Sunday, November 13, 2005

Cultural Issues (a round up)

To The Tubes at Manchester University on Saturday night. These American theatrical art-punk-rockers were a friend's choice; but it was worth seeing, for their warmth to the audience, the professional verve of much of their Rundgren-ish pop; and the semi-naked backing singer. This was a little disconcerting, actually. Every second song seemed to require a different fantasy-figure to appear on stage, whether nurse, dominatrix or pole dancer. It seemed a little, shall we say, "seventies"? One song required the lead singer to dress as one of Kubrik's droogs, though what connection there was with A Clockwork Orange was hard to see. But in the way of things, the previous day saw Andrew Biswell read from his Burgess biography at Manchester city library.

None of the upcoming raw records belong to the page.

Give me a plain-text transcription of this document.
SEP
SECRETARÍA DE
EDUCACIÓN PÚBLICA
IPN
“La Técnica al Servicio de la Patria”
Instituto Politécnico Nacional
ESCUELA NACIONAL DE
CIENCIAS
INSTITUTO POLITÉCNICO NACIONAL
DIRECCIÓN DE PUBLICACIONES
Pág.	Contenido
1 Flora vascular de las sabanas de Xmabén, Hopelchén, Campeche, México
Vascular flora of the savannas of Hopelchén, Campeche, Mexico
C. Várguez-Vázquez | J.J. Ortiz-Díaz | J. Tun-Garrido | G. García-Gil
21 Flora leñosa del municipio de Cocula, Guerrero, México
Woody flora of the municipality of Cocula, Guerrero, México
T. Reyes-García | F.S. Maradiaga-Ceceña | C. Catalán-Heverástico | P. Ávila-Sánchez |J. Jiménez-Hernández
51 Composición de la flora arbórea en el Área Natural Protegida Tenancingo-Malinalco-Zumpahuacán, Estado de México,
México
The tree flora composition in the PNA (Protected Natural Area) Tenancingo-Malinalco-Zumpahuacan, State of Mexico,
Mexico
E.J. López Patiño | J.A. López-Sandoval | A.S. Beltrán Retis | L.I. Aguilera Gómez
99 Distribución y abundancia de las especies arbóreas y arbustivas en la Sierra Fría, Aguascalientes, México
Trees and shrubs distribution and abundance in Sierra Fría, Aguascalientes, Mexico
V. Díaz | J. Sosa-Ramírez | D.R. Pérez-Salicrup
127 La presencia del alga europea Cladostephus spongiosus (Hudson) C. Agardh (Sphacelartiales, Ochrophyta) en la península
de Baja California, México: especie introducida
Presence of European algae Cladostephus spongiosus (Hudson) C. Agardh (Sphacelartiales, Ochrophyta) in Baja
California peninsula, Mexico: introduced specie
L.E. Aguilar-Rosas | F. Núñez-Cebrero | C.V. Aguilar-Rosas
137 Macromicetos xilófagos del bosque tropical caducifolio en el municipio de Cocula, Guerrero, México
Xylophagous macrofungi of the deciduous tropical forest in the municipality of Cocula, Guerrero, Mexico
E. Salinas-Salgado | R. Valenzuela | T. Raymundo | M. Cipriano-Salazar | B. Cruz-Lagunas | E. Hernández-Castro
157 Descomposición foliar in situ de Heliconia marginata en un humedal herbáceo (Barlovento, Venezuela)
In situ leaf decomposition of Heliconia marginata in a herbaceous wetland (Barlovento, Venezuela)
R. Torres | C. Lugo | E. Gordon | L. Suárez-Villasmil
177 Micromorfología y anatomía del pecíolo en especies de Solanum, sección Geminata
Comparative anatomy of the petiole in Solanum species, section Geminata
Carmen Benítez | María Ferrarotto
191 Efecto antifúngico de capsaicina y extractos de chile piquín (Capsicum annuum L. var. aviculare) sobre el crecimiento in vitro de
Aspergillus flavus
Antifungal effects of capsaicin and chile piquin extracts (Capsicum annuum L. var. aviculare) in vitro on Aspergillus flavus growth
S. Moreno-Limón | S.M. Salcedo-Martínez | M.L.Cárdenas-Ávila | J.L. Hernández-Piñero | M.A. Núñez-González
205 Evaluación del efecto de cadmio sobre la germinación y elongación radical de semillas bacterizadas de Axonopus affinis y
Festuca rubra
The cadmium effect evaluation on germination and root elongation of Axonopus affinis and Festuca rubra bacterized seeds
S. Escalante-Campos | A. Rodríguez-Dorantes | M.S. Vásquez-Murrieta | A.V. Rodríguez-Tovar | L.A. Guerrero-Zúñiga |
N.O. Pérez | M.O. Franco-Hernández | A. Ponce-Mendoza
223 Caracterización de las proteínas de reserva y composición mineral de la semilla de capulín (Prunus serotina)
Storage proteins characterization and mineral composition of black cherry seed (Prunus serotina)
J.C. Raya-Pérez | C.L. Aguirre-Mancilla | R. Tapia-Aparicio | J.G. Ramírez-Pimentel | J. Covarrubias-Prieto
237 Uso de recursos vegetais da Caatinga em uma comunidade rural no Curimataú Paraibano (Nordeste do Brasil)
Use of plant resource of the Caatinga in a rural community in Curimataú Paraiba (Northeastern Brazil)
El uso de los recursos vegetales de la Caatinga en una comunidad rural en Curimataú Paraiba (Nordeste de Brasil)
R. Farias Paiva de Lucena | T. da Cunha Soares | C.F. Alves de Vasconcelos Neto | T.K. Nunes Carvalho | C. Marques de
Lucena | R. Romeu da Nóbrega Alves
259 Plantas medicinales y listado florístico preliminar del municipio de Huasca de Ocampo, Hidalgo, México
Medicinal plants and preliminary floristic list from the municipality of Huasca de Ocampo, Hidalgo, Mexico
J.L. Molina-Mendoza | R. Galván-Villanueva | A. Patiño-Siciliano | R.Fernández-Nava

I look forward to reading it, but it has to be worth buying just for the account of Burgess's typical writers day, from kicking the dog, (he had a dog!) to smoking 80 cigarettes, to drinking enough alcohol to kill a lesser man. I have a sneaking suspicion the contemporary writer generally has to decline another pint, since he's got some interview on "Front Row" he's got to stay sober for. A shame. The death of John Fowles has seen the Guardian publish some of his journals for the first time. Despite printing several pages of the actual diaries, it seems a shame that it then has to sensationalise, out of context, in its news pages. Robert McCrum, as always, makes a better last word of it, teasing out the key quality of Fowles' work in making the experimental accessible. In a world of apparently schizophrenic cultures (in this week's Guardian we have praise for Mark Haddon's poetry cheek-and-jowl with a damning for Auden and Pound, for instance, make of that what you will), it is this which marks out Fowles' work as unusual. He wasn't a high-brow playing only to the gallery, or a low-brow playing to the groundlings. He pitched his performance straight at the whole theatre, take it for what it is. In this, at least, he reminds me of Burgess, both seeing value (and not just fiscal, though that was part of it), in working with Hollywood - its worth bringing Pinter into this triumvirate, since it was his adaption of "French Lieutenant's Woman" which is the one undoubtedly successful Hollywood adaption of Fowles. Good writers, and true ones, retain their value.